The battle for books begins.

Ten years prior to this incident in 1989, the Japanese government passed the Media Betterment Act which allowed any media deemed offensive or potentially harmful to be censored. Agents of the Media Betterment Committee are deployed to target any citizens or organisations who break this law, which mainly involves them pulling “offensive” books off the shelves at bookstores. However, libraries formed their own defense forces in order to oppose this new law.

Let’s fast forward to meet Iku Kasahara, a new recruit in the Library Defence Force based at Kantō Library. Alongside her friend who is quite popular with all the boys, Kasahara seems like a tomboy with her short hair and joining the defence force rather than becoming a staff member in the library, but in reality she is a romanticist at heart. Her reason for joining the defence force is to meet her prince, a man from Kantō Library who saved a book she was about to buy when the Media Betterment Committee raided the bookstore she was in. The book she had in her hands was the last of a teen adventure series which the Committee had decided to censor, so she tried hiding it from the agents but was harassed until the mystery man came to her rescue.

Training on the task force is physically demanding, especially since her drill instructorAtsushi Dojo seems to have it in for her, giving her punishment push-ups after a training exercise, despite being one the earliest finishers. It gets worse when he overhears Kasahara talking about him being an unfair instructor as well as making note of his shortness.

Although Kasahara has the stamina, she is also a bit reckless, putting herself in danger in several instances with Dojo rescuing and reprimanding her. At the recommendation of two other officers as well as Dojo, she joins the Library Task Force, an elite group which responds to situations when the library needs to be defended. Dojo’s recommendation is because he feels that he hasn’t given her adequate training and the task force can help whip her into shape, although one small part of him hopes the training is too rigorous for Kasahara and will make her drop out because he doesn’t want to think about watching out for her.

There is always tension between the Media Betterment Committee and the libraries in Japan, especially with the Kantō Library, as the director there was the sole survivor of the horrific fire witnessed in the film’s opening. A spark is caused when a murder occurs and the culprit’s home is found littered with violent novels as well as being a frequent member of the library.

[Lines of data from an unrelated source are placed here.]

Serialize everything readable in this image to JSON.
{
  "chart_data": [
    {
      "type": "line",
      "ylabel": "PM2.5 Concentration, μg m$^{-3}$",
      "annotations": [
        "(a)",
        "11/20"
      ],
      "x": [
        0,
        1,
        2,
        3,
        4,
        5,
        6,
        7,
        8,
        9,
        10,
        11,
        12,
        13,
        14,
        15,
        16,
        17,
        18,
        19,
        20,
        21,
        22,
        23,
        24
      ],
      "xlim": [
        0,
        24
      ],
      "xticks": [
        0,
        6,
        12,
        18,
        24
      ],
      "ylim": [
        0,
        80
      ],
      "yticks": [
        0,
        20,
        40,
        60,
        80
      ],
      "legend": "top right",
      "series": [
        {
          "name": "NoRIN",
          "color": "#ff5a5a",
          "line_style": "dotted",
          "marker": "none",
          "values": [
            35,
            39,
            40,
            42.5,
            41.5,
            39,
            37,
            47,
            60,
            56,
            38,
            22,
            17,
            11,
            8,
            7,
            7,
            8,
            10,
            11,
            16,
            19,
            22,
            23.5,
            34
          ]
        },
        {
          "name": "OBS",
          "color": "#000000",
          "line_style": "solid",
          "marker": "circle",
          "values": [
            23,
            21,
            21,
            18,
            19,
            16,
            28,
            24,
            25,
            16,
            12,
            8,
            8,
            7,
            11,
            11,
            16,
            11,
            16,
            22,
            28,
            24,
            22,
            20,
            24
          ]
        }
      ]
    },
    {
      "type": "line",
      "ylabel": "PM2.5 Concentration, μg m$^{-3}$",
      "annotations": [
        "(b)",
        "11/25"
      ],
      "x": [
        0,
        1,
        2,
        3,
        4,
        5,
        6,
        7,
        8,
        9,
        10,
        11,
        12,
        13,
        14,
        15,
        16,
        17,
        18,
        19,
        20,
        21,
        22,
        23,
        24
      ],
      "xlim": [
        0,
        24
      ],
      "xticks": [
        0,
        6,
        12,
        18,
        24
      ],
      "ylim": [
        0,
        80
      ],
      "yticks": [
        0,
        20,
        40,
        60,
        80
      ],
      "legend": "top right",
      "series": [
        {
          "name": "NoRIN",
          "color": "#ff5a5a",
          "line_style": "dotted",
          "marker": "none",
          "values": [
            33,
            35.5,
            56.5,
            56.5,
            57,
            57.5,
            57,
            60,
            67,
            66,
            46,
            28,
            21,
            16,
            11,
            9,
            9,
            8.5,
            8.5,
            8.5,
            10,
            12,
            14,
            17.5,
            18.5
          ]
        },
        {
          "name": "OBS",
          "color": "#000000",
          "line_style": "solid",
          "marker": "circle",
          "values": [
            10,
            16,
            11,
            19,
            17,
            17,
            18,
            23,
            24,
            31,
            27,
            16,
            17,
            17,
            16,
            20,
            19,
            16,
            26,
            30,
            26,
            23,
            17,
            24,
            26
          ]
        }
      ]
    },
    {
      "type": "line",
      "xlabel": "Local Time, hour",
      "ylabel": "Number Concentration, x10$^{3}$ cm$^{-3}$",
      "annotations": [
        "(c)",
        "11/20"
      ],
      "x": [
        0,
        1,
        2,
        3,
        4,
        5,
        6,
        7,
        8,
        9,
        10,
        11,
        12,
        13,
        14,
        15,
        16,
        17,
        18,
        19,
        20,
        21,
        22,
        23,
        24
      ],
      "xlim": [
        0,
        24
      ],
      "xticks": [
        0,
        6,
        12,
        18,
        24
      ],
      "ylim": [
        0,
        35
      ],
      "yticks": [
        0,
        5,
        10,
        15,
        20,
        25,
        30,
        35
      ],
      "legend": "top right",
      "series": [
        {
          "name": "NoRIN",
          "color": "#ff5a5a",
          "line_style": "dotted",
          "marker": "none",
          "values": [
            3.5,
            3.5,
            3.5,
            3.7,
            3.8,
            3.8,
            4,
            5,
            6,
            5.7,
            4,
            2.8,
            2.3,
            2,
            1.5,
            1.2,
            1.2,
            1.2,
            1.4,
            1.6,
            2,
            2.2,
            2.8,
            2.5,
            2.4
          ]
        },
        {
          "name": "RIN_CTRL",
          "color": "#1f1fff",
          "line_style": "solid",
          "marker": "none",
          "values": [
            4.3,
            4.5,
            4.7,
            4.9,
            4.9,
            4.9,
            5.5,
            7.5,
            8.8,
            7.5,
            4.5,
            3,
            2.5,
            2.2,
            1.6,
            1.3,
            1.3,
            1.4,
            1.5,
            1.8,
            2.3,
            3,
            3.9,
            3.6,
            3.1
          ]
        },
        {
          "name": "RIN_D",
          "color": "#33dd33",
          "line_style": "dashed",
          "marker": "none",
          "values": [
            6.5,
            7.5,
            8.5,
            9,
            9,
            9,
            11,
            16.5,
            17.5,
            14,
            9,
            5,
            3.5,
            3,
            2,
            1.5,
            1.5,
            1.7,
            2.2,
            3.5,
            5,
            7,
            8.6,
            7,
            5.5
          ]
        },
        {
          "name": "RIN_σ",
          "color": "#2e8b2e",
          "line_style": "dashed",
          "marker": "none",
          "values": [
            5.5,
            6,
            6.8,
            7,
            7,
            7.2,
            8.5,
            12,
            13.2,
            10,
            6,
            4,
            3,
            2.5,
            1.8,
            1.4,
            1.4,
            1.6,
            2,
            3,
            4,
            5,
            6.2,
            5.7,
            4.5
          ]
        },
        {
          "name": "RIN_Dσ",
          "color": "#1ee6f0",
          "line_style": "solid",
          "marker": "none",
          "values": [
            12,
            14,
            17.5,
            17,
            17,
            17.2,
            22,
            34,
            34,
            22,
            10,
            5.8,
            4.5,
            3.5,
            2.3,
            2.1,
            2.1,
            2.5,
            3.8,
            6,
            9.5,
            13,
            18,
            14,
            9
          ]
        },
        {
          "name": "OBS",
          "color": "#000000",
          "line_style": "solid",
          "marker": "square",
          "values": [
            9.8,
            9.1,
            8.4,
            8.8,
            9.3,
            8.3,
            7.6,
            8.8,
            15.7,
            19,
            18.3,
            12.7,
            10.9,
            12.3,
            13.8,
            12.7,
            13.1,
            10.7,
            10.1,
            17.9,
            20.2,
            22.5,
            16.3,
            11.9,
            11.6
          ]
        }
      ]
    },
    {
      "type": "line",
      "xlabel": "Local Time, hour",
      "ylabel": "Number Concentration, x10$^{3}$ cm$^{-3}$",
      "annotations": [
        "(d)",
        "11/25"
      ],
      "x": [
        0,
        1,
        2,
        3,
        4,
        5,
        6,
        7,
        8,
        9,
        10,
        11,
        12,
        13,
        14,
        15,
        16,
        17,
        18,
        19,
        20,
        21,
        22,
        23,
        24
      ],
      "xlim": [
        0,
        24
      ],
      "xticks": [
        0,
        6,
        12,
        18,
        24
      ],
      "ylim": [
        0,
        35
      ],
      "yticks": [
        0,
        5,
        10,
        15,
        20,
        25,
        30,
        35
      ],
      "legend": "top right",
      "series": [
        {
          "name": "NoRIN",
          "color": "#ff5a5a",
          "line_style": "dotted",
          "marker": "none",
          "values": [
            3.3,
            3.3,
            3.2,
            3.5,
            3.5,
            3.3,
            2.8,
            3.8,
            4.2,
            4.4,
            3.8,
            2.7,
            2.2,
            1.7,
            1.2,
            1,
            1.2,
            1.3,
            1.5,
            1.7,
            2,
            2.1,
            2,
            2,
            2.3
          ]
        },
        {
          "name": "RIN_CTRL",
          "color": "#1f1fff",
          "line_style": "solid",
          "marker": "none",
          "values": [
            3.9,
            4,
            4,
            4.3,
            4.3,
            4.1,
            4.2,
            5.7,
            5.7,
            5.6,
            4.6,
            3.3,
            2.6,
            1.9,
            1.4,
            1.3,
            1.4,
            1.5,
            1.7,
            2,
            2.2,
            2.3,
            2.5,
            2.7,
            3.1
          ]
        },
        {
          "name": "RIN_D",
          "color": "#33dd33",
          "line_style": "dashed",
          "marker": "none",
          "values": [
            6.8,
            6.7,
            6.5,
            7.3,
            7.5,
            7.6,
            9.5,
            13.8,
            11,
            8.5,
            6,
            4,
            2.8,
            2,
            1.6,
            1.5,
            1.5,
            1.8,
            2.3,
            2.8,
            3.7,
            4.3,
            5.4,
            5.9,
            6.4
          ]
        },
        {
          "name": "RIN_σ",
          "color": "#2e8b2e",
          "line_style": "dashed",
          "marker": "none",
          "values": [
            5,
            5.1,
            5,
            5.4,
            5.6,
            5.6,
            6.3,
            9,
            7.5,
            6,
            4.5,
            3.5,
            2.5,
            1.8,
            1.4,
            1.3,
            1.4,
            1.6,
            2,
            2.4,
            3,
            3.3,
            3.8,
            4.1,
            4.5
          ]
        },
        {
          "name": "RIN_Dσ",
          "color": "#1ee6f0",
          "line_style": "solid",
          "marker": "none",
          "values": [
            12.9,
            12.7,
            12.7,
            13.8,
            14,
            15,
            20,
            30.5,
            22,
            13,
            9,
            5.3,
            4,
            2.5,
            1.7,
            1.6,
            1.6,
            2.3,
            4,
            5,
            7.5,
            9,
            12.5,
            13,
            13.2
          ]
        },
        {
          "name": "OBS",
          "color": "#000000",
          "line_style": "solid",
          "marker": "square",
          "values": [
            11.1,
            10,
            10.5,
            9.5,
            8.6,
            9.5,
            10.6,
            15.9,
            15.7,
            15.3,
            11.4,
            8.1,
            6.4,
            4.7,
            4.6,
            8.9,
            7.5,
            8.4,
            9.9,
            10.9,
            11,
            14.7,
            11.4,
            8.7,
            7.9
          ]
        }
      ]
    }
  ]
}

The Media Betterment Committee jumps on this chance to raid the library but are forcefully refused. As the library readies itself in defence, the team are reminded that their legacy is only to fight in defense and not to mortally wound the enemy, something the Media Betterment Committee doesn’t adhere to.

The story was inspired from the Statement on Intellectual Freedom in Libraries of the Japan Library Association that went into effect in Japan in 1954 and is based on a bestselling novel which has been made into a manga and anime.

The fairytale love inspired between the two main characters was really sweet but the issue of intellectual freedom and censorship can’t be done justice in a two hour slot. It’s definitely worth a watch by fans of the manga or novel to see the characters brought to life and their witty interactions, although many of the battle scenes seemed too overwhelming in the modern city setting.


Running Time: 128 minutes (w/English Subtitles)

Library Wars screened as part of the 17th annual Japanese Film Festival, back in 2013, where it was originally reviewed.